Die Untersuchungen im entsprechenden Strafverfahren stehen kurz vor Abschluss, wie die Bundesanwaltschaft einen entsprechenden Artikel des "Tages-Anzeigers" und "Des Bunds" von Mittwoch auf Anfrage bestätigte. Im Rahmen des Strafverfahrens hätten gewisse Zwangsmassnahmen stattgefunden. Weitere Informationen könnten derzeit nicht erteilt werden.
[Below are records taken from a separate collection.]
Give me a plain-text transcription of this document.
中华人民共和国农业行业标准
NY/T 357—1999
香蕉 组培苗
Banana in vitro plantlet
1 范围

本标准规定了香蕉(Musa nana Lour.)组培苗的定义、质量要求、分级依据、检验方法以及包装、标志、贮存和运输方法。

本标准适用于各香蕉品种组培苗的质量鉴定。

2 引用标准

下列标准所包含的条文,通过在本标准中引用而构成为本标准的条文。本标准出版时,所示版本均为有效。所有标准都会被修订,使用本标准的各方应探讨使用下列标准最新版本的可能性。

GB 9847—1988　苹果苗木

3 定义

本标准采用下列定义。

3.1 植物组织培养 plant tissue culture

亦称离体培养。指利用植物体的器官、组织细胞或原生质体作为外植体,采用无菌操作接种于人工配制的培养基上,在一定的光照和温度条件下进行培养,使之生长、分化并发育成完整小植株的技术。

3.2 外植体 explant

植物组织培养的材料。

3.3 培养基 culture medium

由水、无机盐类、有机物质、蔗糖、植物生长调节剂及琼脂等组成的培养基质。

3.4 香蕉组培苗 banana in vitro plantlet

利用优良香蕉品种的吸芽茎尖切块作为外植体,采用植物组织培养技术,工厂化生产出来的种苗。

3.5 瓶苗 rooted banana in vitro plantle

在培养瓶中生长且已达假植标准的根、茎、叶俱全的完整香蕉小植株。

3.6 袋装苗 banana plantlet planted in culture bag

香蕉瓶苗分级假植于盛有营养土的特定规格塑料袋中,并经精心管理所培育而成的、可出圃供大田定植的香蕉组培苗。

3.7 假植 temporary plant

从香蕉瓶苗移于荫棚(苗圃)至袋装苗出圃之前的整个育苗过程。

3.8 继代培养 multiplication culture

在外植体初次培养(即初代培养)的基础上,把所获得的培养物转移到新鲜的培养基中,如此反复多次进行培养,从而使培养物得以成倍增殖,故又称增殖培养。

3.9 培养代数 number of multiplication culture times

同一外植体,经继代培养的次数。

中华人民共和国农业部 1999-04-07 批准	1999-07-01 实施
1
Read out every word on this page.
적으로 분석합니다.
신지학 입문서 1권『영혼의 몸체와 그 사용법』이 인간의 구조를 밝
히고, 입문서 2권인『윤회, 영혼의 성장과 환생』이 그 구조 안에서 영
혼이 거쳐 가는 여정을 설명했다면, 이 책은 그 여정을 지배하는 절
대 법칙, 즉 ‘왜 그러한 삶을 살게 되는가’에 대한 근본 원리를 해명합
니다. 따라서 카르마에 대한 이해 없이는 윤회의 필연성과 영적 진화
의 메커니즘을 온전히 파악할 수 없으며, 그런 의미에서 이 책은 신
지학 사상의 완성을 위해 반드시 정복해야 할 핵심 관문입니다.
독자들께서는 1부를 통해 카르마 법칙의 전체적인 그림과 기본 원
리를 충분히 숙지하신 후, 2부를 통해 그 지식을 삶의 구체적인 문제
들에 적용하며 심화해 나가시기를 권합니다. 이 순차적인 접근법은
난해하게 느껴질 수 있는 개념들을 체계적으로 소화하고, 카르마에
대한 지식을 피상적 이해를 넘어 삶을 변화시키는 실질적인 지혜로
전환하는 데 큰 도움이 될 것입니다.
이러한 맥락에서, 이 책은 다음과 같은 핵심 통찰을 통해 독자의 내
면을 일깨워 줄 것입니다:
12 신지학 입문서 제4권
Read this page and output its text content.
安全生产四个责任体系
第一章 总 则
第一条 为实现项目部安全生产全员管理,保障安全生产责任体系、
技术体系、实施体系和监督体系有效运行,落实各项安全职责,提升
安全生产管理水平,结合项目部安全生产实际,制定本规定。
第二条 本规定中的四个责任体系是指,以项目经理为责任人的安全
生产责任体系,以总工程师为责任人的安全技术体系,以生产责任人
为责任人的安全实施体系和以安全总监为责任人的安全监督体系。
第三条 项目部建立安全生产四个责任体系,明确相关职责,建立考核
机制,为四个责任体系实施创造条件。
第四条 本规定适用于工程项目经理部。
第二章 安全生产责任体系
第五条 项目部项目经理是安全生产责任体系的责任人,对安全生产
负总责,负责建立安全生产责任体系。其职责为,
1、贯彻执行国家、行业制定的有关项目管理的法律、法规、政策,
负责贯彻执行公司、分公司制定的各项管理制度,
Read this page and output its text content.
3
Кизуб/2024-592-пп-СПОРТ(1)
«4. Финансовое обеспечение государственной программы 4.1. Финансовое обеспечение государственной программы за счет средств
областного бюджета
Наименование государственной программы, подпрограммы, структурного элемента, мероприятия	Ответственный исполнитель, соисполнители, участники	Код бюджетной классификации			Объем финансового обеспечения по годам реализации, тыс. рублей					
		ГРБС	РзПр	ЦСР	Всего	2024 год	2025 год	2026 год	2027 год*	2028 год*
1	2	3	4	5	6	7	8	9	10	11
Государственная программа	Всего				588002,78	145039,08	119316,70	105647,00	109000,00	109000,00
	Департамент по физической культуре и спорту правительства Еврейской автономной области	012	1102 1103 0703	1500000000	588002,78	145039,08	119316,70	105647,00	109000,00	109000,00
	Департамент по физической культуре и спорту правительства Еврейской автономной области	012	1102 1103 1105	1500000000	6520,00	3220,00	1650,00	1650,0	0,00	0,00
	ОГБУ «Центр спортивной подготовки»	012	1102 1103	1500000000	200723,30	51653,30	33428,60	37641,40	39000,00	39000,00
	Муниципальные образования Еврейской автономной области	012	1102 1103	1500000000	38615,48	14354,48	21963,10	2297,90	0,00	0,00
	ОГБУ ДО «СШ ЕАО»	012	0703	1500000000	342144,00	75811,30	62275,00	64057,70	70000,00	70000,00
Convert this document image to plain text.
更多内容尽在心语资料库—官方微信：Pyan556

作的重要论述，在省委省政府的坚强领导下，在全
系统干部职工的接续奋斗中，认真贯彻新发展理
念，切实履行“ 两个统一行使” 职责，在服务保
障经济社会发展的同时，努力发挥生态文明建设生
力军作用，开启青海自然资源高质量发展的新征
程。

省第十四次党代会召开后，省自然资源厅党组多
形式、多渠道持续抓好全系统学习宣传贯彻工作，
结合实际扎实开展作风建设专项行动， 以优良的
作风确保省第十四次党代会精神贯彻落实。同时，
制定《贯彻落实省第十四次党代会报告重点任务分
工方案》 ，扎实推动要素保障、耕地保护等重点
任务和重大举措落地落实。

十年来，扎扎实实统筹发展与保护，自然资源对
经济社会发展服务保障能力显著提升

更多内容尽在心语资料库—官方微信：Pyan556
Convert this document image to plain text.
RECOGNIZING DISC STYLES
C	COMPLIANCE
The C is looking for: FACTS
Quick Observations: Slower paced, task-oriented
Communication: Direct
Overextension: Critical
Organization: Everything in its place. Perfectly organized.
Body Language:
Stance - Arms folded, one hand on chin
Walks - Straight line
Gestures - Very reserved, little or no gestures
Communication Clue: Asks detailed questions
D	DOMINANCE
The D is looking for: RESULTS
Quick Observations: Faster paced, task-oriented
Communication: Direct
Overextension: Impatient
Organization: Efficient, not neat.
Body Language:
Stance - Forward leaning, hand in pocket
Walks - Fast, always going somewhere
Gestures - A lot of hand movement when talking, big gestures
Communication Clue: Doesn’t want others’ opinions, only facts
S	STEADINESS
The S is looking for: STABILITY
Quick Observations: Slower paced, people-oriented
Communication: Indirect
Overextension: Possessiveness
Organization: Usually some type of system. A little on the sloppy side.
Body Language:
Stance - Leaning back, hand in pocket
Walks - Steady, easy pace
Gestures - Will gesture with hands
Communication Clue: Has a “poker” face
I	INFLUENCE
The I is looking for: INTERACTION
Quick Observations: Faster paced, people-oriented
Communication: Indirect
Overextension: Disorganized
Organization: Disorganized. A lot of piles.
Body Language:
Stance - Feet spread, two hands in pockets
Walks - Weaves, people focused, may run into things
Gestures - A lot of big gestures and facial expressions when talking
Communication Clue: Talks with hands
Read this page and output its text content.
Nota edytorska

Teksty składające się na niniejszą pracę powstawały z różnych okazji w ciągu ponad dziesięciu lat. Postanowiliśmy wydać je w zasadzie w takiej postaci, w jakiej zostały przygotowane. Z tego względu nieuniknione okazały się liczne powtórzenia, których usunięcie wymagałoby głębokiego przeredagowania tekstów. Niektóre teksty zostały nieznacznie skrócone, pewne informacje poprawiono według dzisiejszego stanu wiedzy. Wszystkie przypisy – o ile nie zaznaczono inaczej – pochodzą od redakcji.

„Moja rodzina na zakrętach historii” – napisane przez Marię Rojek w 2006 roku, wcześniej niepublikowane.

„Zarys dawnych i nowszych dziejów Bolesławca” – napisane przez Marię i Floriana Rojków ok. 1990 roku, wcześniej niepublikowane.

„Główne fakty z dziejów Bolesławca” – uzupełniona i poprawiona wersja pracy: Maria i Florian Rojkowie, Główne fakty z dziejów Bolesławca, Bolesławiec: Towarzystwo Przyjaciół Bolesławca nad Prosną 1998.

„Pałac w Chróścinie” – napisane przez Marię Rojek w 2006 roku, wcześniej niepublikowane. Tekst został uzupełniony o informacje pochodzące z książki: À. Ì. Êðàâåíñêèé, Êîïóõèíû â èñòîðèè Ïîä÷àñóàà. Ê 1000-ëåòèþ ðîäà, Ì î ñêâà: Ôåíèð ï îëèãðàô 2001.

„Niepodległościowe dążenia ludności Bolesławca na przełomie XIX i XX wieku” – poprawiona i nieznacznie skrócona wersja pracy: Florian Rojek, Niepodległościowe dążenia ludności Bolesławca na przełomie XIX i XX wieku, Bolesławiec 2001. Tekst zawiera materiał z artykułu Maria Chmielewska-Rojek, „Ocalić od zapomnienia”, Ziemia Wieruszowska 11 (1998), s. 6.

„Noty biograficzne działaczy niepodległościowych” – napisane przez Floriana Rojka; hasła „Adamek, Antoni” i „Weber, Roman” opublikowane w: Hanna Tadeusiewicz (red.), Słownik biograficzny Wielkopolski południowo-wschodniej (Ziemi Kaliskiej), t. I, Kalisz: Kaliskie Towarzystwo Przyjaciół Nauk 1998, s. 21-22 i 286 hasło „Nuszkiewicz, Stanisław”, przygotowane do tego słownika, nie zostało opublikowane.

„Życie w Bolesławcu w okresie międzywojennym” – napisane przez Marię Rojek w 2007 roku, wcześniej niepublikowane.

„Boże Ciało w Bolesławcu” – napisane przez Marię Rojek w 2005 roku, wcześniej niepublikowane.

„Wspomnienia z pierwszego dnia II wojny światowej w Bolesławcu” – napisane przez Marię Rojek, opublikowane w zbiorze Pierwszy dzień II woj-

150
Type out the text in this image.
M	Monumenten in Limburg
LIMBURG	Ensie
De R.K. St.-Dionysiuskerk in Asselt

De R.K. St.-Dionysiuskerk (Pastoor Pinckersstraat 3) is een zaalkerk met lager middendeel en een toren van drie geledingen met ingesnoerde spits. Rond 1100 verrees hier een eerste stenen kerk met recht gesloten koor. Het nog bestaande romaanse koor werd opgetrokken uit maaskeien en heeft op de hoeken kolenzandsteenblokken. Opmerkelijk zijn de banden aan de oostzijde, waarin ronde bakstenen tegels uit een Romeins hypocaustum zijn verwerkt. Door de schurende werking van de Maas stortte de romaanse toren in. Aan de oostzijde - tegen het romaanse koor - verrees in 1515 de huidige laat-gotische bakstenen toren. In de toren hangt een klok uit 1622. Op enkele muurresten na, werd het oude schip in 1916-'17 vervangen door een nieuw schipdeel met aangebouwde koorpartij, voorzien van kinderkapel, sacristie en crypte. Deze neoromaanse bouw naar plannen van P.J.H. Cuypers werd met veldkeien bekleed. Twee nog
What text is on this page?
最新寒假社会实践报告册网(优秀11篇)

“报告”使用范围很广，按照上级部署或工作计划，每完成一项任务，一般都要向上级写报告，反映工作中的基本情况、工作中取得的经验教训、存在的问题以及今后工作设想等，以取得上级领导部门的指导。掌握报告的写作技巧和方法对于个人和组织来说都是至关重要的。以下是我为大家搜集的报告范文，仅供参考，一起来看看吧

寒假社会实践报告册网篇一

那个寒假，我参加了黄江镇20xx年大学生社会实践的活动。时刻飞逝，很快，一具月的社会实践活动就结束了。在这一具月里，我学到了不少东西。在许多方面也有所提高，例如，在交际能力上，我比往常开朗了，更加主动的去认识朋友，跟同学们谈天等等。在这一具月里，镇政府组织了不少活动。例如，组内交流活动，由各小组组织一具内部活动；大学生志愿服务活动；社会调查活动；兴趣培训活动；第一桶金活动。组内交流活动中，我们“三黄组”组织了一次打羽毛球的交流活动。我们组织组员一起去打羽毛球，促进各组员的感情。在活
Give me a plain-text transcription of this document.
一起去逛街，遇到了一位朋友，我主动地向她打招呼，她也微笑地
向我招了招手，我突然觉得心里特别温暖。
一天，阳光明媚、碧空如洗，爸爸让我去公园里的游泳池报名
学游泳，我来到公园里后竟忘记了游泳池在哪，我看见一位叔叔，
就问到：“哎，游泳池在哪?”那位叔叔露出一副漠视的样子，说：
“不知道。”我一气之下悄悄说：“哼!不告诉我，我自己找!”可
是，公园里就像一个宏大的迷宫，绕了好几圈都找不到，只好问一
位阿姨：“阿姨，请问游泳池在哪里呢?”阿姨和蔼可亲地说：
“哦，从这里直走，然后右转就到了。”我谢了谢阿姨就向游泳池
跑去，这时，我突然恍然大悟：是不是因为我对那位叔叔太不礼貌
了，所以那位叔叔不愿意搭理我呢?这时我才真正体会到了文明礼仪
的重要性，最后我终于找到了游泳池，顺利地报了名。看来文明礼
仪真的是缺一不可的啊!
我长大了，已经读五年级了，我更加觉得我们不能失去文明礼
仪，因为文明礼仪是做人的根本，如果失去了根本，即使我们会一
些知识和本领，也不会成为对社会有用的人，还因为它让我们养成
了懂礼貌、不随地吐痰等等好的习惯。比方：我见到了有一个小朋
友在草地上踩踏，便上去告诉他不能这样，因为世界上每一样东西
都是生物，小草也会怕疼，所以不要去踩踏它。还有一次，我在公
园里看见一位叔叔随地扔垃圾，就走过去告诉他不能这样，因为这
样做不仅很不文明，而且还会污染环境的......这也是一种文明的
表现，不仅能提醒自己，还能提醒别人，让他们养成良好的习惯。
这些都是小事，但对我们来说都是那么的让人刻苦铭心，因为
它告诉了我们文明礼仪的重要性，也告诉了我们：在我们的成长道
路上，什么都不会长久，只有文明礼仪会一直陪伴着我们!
Gemäss dem Zeitungsartikel handelt es sich beim Verdächtigen um einen inzwischen 42-jährigen Bosnier. Er sei im Vorstand eines Basler Islamvereins tätig gewesen. Auf den Radar der Dschihad-Monitoring-Spezialisten des Bundes sei er erstmals vor sieben Jahren geraten. 2014 sei der Bosnier verhaftet worden.

Der Mann soll hinter Propaganda-Aktivitäten für radikale Islamisten stehen. Eine entsprechende Internetseite sei etwa auf seinen Namen registriert und durch ihn mitfinanziert gewesen. Zudem habe er im Internet Reden von radikalen Predigern verbreitet.

Die Islamische Gemeinschaft Bosniens Basel, Dzemat Basel, distanzierte sich in einer Mitteilung von dem Verdächtigen. Dem Vorstand sei bereits 2006 aufgefallen, dass der Mann und andere vier Mitglieder "in die wahabitische Sicht des Islam abdriften". Da dies nicht der bosnischen Auffassung des Islam entspreche, sei der Mann aus dem Vorstand "hinausgeworfen" worden.

An der Generalversammlung des Vereins 2007 seien alle fünf Männer samt ihrer Familien aus dem Verein ausgeschlossen worden. Seither hätten diese keinen Kontakt mehr mit Dzemat Basel.